If by any chance you have skipped all of the above and already purchased the gear, it is not too late to experience them with the gear you own.
A short guide to your first steps
- Learn about terms like: Sailing Terms, Wind window, Apparent wind, Sailing rules, knot, etc.
- Meet the locals and learn about your home spot.
- These channels and websites will give you great foundation if you tend to learn yourself:
- Before you even consider getting wet, learn to handle your wing on solid ground. It doesn’t even have to be by the sea or lake. It can be a meadow, a parking lot, or a playground. Watch out for sharp objects or rough asphalt which can destroy your wing. But it needs to be windy. Watch and follow along these 3 videos:
- Once you are good at handling your wing it’s time for the next step. On a light or no wind day:
- Find a beach where there is a buoy in the water and ask if you can use it for practice
- Put your board, foil and wing together
- If it’s windy practice taking your full gear to the water at once. If there is no wind, first take your board and then your wing to the water
- Take a piece of rope with you and tie your board to the buoy rope. Best to tie it around your foil mast.
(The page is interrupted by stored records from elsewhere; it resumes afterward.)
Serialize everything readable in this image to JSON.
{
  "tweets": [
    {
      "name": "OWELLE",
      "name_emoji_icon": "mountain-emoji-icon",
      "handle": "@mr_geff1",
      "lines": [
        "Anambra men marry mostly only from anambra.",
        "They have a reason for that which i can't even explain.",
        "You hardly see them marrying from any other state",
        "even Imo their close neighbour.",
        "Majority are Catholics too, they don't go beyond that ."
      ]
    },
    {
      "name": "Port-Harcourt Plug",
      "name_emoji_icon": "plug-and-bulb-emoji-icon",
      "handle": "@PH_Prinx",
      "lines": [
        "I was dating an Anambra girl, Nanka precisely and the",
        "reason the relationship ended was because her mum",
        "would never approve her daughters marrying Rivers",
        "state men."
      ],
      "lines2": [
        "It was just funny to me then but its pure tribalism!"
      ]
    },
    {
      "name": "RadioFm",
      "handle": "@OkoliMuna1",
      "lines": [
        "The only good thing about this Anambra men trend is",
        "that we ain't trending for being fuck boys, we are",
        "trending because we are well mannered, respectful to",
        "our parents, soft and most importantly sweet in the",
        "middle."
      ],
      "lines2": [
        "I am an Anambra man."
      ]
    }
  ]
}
- Practice climbing on the board, handling the wing, kneeling, standing up from your knees, and standing on the board holding the wind.
- If the wind is light, don’t even bother trying the kneeling start – just stand up using the board and the wing for stability. You will at least be able to get a basic feeling of it, handle the wing and even make turns without drifting away.
- Before you get out to your first session study these two videos:
- Your first session:
- Find a safe, large, flat water with 10-18 knots of wind.
- Get someone to watch over you from the beach
- Assess the conditions, if it is above 15 knots wait for it to calm down, or come back the other day, or use the opportunity to practice with the wing on the beach. Or tie the board to the buoy.
- Try to imagine the worst case scenario, and make a self rescue plan.
- Wear a wetsuit, helmet and impact west.
- Don’t go too far out because YOU WILL get pushed down wind and YOU WILL have to walk back to where you started from carrying your gear. Better to make those walks short.
WARNING: almost half of all wing damage in the early days happens carrying the gear to the water because the wing tends to fly towards your foil. ALWAYS keep your wing as far downwind of your foil as possible.
Learning to wingfoil can be frustrating at times so remember to have fun! Every fall is part of the process – embrace it, and leave your ego on the beach.